Ron_Green · ‎01-17-2011

I don't have any ideas on this one, and I don't have a Turion to test with.

I would suggest compiling with option -dryrun for both the Turion and Intel cases and diff'ing the results.

ron

TimP · ‎01-17-2011

Original Turion didn't work with SSE2 compilation options. Turion X2 corrected that, but I still wouldn't be surprised to encounter execution issues, even differences from Opteron.

ximoteo · ‎01-18-2011

Thanx Tim.
but sse2 is listed within the flags of my CPU... I'm missing something?

t.

TimP · ‎01-18-2011

If you have Turion X2, I'm sure it supports all SSE2 instructions, but I'm not confident that exceptions behave identical to AMD or Intel desktop CPUs. Original Turion (before X2) supported many but not all SSE2 instructions, probably enough that linux would have reported sse2 in the flags.

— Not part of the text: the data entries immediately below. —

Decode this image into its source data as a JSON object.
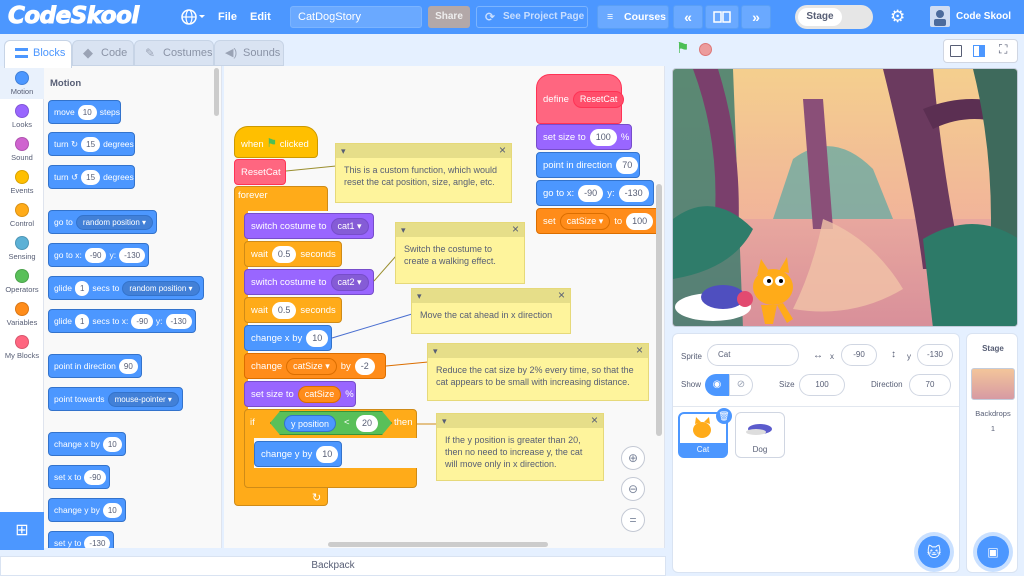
{
  "menubar": {
    "logo": "CodeSkool",
    "file": "File",
    "edit": "Edit",
    "project_title": "CatDogStory",
    "share": "Share",
    "see_project_page": "See Project Page",
    "courses": "Courses",
    "stage_toggle": "Stage",
    "user": "Code Skool"
  },
  "tabs": {
    "blocks": "Blocks",
    "code": "Code",
    "costumes": "Costumes",
    "sounds": "Sounds"
  },
  "categories": [
    {
      "label": "Motion",
      "color": "#4c97ff"
    },
    {
      "label": "Looks",
      "color": "#9966ff"
    },
    {
      "label": "Sound",
      "color": "#cf63cf"
    },
    {
      "label": "Events",
      "color": "#ffbf00"
    },
    {
      "label": "Control",
      "color": "#ffab19"
    },
    {
      "label": "Sensing",
      "color": "#5cb1d6"
    },
    {
      "label": "Operators",
      "color": "#59c059"
    },
    {
      "label": "Variables",
      "color": "#ff8c1a"
    },
    {
      "label": "My Blocks",
      "color": "#ff6680"
    }
  ],
  "palette": {
    "heading": "Motion",
    "move": {
      "a": "move",
      "v": "10",
      "b": "steps"
    },
    "turn_right": {
      "a": "turn",
      "v": "15",
      "b": "degrees"
    },
    "turn_left": {
      "a": "turn",
      "v": "15",
      "b": "degrees"
    },
    "goto": {
      "a": "go to",
      "v": "random position"
    },
    "goto_xy": {
      "a": "go to x:",
      "x": "-90",
      "b": "y:",
      "y": "-130"
    },
    "glide_to": {
      "a": "glide",
      "v": "1",
      "b": "secs to",
      "c": "random position"
    },
    "glide_xy": {
      "a": "glide",
      "v": "1",
      "b": "secs to x:",
      "x": "-90",
      "c": "y:",
      "y": "-130"
    },
    "point_dir": {
      "a": "point in direction",
      "v": "90"
    },
    "point_towards": {
      "a": "point towards",
      "v": "mouse-pointer"
    },
    "change_x": {
      "a": "change x by",
      "v": "10"
    },
    "set_x": {
      "a": "set x to",
      "v": "-90"
    },
    "change_y": {
      "a": "change y by",
      "v": "10"
    },
    "set_y": {
      "a": "set y to",
      "v": "-130"
    }
  },
  "script": {
    "when_flag": {
      "a": "when",
      "b": "clicked"
    },
    "reset_cat": "ResetCat",
    "forever": "forever",
    "switch1": {
      "a": "switch costume to",
      "v": "cat1"
    },
    "wait1": {
      "a": "wait",
      "v": "0.5",
      "b": "seconds"
    },
    "switch2": {
      "a": "switch costume to",
      "v": "cat2"
    },
    "wait2": {
      "a": "wait",
      "v": "0.5",
      "b": "seconds"
    },
    "change_x": {
      "a": "change x by",
      "v": "10"
    },
    "change_var": {
      "a": "change",
      "v": "catSize",
      "b": "by",
      "n": "-2"
    },
    "set_size": {
      "a": "set size to",
      "v": "catSize",
      "b": "%"
    },
    "if": {
      "a": "if",
      "lhs": "y position",
      "op": "<",
      "rhs": "20",
      "b": "then"
    },
    "change_y": {
      "a": "change y by",
      "v": "10"
    },
    "define": {
      "a": "define",
      "v": "ResetCat"
    },
    "def_set_size": {
      "a": "set size to",
      "v": "100",
      "b": "%"
    },
    "def_point": {
      "a": "point in direction",
      "v": "70"
    },
    "def_goto": {
      "a": "go to x:",
      "x": "-90",
      "b": "y:",
      "y": "-130"
    },
    "def_set_var": {
      "a": "set",
      "v": "catSize",
      "b": "to",
      "n": "100"
    }
  },
  "notes": {
    "n1": "This is a custom function, which would reset the cat position, size, angle, etc.",
    "n2": "Switch the costume to create a walking effect.",
    "n3": "Move the cat ahead in x direction",
    "n4": "Reduce the cat size by 2% every time, so that the cat appears to be small with increasing distance.",
    "n5": "If the y position is greater than 20, then no need to increase y, the cat will move only in x direction."
  },
  "sprite_info": {
    "sprite_label": "Sprite",
    "sprite_name": "Cat",
    "x_label": "x",
    "x": "-90",
    "y_label": "y",
    "y": "-130",
    "show_label": "Show",
    "size_label": "Size",
    "size": "100",
    "direction_label": "Direction",
    "direction": "70"
  },
  "sprites": [
    {
      "name": "Cat"
    },
    {
      "name": "Dog"
    }
  ],
  "stage_pane": {
    "title": "Stage",
    "backdrops_label": "Backdrops",
    "backdrops_count": "1"
  },
  "backpack": "Backpack"
}
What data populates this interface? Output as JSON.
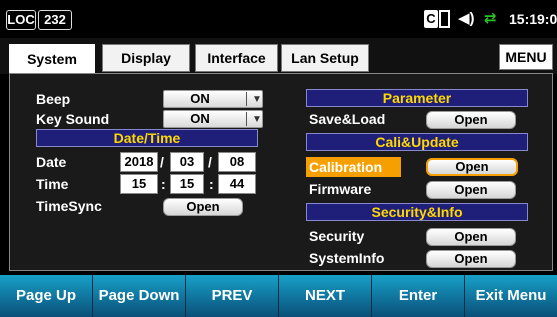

With recent Intel compilers, you would be able to run on original Turion only with the 32-bit ia32 option, so I guess you've already presented indirect evidence that you have the X2.

ximoteo · ‎01-18-2011

thanx, now some questions:
1. Is there any tool to check if the SSE2 set is complete or not? (since I cannot trust to the cpuinfo on linux!!!)
2. the fpe0 option uses ONLY instructions of the sse2? In other words, I can tell to the compiler that my CPU is without SSE2 (for example with a proper compiler flag)? in this way the fpe0 will work?

thank you again,
t.

Steven_L_Intel1 · ‎01-18-2011

-arch ia32

is what you want.

ximoteo · ‎01-18-2011

thank you for the flag Steve,
but there is any tool to check if the sse2 has all the istructions???

t.

UPDATE:
I've tried -arch ia32, it works greatly!
Thank you to everybody!

Steven_L_Intel1 · ‎01-19-2011

I don't know what you mean by "check if the sse2 has all the instructions". If a processor claims it supports SSE2, then it should support all of them. There is a bit in one of the CPUID flags that indicates SSE2 support - there are various tools available such as CPU-Z that will display this for you. I don't know the partciulars for this specific AMD CPU, but it may be that it may claim SSE2 support but not actually implement all of them. As has been said, newer AMD CPUs do support all of the SSE2 instructions.

What -arch ia32 does is tell the compiler not to generate any SSE instructions and to assume "Pentium II" level of instruction support. This can change floating point results, as the "X87" floating instructions tend to sometimes provide more than declared precision, and it will be slower on newer CPUs than if you used SSE, but it will allow the application to run on any Intel-compatible CPU made in the last 15 years or so.